Friday, May 17, 2013

"Mistakes are always forgivable, if one has the courage to admit them."

'No one is as good and merciful as the Lord. But even He does not forgive the unrepentant.'  - St. Mark the Ascetic

(Gospel Text: Jn 21:15-19)
After Jesus had revealed himself to his disciples and eaten breakfast with them, 
he said to Simon Peter,
“Simon, son of John, do you love me more than these?”
Simon Peter answered him, “Yes, Lord, you know that I love you.”
Jesus said to him, “Feed my lambs.”
He then said to Simon Peter a second time,
“Simon, son of John, do you love me?”
Simon Peter answered him, “Yes, Lord, you know that I love you.” 
He said to him, “Tend my sheep.”
He said to him the third time,
“Simon, son of John, do you love me?”
Peter was distressed that he had said to him a third time,
“Do you love me?” and he said to him,
“Lord, you know everything; you know that I love you.”
Jesus said to him, “Feed my sheep.
Amen, amen, I say to you, when you were younger,
you used to dress yourself and go where you wanted; 
but when you grow old, you will stretch out your hands,
and someone else will dress you
and lead you where you do not want to go.”
He said this signifying by what kind of death he would glorify God.
And when he had said this, he said to him, “Follow me.”

In Charles Dickens’ story A Christmas Carol, three ghosts take Ebenezer Scrooge on a journey through his past, present, and future in the hope that he will turn his life around. On the shores of the Sea of Galilee, Jesus takes Peter on a similar journey, and the result is just as dramatic.

After orchestrating yet another miraculous catch of fish, Jesus asks Peter three times, “Do you love me?” (John 21:15). In this exchange, Jesus is reminding Peter of the zeal he showed the first time Jesus helped him bring in a large haul. He is also recalling Peter’s earnest boast that he would never abandon Jesus—a boast that proved false, as he denied knowing him three times (13:37; 18:15-27).

As for the present, Jesus is assuring Peter that he is completely forgiven: Peter is free from any guilt or fear he may be carrying because of his past. Now, his day-to-day life can be filled with a deep experience of God’s mercy and love.

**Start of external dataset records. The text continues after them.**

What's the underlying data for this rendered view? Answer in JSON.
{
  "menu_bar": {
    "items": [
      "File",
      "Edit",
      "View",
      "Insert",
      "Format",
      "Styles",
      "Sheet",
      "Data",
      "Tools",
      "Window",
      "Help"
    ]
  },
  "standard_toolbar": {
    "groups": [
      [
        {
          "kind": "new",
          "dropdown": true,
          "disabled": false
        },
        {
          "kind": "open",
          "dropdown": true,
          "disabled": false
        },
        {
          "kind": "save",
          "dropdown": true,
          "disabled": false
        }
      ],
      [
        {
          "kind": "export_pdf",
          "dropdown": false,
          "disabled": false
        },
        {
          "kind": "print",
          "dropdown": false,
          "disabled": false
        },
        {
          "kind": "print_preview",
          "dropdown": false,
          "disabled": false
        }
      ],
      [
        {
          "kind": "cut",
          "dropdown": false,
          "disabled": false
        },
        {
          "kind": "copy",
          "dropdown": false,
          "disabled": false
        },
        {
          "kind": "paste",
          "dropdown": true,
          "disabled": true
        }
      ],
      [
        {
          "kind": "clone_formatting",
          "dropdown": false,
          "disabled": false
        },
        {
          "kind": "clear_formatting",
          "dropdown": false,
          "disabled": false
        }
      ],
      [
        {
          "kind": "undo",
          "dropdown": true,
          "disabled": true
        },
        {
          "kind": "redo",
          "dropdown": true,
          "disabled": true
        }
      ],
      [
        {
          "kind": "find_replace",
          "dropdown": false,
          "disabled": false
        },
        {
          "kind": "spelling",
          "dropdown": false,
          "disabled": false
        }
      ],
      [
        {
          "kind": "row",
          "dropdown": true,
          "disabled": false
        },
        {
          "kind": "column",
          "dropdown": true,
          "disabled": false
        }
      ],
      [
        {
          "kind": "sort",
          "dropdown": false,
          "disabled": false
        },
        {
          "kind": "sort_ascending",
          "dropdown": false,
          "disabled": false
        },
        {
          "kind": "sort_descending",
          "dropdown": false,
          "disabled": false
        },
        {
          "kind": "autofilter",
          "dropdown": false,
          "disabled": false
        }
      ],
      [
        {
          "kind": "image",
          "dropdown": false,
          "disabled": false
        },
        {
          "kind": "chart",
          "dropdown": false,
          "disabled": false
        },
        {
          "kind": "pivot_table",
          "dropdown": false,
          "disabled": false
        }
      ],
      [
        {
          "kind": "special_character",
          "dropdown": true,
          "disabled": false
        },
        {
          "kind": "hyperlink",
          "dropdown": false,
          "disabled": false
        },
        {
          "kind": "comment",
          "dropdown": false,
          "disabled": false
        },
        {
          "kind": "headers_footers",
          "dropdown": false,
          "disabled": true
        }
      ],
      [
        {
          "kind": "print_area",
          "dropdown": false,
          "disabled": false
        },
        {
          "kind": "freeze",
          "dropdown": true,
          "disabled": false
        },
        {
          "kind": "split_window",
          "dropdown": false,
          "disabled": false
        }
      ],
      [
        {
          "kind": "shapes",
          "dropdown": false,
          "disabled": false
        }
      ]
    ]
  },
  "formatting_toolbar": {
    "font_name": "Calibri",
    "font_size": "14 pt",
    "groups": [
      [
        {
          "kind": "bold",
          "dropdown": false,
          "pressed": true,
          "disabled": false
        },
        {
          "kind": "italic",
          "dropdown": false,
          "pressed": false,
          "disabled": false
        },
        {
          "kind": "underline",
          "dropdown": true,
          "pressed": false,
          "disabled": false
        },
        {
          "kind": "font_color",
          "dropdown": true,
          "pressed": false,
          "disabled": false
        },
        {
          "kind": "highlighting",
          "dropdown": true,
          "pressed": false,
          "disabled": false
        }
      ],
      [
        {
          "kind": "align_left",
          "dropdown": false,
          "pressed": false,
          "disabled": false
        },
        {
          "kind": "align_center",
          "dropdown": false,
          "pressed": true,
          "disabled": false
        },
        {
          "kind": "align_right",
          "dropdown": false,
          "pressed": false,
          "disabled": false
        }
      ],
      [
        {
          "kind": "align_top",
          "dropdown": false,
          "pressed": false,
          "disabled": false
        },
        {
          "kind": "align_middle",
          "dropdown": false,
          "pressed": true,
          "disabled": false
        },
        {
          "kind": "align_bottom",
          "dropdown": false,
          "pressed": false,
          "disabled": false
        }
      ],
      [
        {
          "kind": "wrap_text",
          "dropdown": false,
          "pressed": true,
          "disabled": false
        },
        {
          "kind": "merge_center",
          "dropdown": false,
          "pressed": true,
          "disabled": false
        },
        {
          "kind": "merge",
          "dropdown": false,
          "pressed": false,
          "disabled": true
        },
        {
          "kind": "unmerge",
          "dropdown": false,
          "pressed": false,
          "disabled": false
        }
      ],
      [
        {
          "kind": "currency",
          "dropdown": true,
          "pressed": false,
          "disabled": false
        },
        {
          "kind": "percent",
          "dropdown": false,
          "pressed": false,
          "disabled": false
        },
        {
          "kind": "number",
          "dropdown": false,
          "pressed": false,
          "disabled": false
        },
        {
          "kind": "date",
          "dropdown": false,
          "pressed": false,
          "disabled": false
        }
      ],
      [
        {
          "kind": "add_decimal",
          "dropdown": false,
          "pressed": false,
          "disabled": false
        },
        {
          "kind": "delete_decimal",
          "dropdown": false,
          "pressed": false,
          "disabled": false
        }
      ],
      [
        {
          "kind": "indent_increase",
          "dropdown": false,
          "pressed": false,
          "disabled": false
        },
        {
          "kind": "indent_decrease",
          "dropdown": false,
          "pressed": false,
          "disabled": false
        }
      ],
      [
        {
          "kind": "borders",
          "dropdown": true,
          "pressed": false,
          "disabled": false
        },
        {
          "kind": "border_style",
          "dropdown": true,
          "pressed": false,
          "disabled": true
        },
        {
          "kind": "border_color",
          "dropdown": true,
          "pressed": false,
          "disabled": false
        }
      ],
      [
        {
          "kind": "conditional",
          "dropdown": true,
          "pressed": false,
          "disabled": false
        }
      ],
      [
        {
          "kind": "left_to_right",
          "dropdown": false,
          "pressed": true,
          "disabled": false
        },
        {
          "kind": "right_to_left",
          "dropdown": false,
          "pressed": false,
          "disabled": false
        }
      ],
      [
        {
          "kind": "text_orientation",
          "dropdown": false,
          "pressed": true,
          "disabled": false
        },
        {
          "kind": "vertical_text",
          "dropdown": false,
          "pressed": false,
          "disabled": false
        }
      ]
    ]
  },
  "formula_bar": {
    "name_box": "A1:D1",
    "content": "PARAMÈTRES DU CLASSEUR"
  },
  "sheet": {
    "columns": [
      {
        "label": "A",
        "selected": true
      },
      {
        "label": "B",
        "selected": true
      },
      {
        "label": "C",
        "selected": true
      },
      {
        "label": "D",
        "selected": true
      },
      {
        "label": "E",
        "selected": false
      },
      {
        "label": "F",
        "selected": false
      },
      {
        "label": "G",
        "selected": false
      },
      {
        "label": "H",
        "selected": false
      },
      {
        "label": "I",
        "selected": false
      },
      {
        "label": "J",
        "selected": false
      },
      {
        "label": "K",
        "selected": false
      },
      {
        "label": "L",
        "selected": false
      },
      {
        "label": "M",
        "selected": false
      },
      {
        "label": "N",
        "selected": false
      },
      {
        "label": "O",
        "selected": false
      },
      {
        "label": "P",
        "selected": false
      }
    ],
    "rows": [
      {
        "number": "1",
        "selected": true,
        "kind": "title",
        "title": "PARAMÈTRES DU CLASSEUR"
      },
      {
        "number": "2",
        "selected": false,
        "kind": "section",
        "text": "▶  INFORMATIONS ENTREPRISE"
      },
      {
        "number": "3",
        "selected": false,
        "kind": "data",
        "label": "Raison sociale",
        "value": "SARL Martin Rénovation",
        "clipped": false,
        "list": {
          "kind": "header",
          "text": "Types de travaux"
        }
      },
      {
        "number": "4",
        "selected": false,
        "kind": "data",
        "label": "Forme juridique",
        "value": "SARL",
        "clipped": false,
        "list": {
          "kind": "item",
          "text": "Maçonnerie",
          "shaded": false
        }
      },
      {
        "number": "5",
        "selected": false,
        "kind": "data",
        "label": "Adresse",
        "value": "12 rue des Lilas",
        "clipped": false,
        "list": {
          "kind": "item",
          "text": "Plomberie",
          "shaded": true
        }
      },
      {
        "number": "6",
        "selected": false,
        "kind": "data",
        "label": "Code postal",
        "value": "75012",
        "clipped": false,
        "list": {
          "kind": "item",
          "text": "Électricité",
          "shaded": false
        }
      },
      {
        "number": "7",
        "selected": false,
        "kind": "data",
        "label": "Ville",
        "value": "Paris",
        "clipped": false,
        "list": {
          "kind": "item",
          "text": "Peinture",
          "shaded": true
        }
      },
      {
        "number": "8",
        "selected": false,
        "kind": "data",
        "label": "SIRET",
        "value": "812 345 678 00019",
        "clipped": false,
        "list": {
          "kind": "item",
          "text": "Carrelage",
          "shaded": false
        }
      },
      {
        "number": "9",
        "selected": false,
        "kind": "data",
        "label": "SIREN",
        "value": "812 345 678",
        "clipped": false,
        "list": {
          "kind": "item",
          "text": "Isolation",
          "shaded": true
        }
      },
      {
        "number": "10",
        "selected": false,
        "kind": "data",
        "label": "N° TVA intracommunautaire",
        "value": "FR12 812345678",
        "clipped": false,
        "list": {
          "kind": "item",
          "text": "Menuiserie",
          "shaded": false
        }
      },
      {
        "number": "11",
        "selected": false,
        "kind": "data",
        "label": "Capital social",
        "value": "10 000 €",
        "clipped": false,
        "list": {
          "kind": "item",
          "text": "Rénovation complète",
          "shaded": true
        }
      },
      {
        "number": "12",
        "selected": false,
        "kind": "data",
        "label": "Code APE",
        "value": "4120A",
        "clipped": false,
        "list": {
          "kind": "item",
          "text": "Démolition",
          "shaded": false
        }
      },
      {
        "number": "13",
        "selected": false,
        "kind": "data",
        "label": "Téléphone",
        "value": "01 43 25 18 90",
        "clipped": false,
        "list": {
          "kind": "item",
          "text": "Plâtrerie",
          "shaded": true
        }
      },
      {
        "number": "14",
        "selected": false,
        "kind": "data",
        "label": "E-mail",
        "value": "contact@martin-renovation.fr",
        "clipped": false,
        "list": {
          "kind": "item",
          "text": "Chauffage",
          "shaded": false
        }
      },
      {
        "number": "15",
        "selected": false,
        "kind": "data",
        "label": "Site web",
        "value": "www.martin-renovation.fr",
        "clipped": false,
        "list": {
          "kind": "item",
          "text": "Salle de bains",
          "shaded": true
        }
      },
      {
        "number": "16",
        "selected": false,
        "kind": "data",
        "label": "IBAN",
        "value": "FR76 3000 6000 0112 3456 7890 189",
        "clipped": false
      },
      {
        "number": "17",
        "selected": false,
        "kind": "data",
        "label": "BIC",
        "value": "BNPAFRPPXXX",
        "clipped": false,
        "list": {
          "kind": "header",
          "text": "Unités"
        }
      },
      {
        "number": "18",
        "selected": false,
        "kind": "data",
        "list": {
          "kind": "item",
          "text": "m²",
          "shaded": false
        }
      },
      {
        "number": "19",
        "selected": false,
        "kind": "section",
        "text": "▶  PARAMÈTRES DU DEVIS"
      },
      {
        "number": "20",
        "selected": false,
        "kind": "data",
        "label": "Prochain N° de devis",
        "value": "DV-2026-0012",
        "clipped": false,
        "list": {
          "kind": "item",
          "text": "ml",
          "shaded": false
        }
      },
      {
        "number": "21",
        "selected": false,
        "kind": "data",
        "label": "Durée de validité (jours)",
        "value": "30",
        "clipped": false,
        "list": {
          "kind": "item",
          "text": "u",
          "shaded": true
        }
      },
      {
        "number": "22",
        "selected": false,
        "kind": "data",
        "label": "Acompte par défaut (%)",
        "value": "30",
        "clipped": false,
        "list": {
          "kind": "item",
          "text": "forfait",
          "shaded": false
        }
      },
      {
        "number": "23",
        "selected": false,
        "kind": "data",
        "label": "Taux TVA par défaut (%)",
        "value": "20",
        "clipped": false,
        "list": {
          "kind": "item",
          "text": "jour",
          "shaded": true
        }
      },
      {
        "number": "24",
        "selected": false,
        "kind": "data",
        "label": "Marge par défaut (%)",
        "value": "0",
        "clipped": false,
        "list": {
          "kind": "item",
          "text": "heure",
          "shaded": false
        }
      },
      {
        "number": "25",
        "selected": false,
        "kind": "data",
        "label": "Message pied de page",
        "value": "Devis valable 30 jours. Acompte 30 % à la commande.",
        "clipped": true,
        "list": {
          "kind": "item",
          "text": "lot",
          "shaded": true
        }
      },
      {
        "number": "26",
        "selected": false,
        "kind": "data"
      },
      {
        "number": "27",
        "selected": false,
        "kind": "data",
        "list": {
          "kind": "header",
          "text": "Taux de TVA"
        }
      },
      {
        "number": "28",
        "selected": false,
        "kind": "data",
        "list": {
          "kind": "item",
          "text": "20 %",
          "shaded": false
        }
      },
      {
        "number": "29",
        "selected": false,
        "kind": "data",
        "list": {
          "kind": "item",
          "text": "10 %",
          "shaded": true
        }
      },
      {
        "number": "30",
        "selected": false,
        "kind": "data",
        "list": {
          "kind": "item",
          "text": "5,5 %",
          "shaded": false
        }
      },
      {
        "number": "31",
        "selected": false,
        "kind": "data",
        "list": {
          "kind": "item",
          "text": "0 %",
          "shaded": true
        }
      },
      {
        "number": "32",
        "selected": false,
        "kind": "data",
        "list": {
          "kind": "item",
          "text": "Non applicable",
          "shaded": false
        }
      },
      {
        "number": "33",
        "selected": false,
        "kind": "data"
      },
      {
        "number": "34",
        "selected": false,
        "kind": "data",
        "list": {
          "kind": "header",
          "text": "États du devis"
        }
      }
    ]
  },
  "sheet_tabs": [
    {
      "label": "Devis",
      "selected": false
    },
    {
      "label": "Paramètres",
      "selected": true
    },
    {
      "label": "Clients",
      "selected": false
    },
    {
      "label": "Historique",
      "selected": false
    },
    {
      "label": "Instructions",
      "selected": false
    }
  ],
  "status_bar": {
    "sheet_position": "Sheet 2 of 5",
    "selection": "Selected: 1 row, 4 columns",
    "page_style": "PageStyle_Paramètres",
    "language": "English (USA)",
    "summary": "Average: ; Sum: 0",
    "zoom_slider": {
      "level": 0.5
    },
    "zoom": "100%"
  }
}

And then there’s Peter’s future. By telling him, “Feed my sheep,” Jesus is affirming his plans to make Peter into the “rock” on which he will build his Church (John 21:17; Matthew 16:18). Despite his threefold denial, Peter can still look forward to an ever-deepening relationship with Jesus and loving service to the whole Church.

By building his Church on a flawed man like Peter, Jesus is saying that there is hope for everyone. Peter may have hesitated and fled, but Jesus welcomed him back. If he didn’t give up on someone who failed him so spectacularly, why would he ever give up on you?

We all fall away. We have all denied Jesus in one way or another—and we may well do it again in the future. But Jesus never stops loving us. He never stops seeking us out and inviting us back.

So go to the Lord in Confession. Let his words, spoken in love and acceptance, ring in your heart: “Neither do I condemn you” (John 8:11)!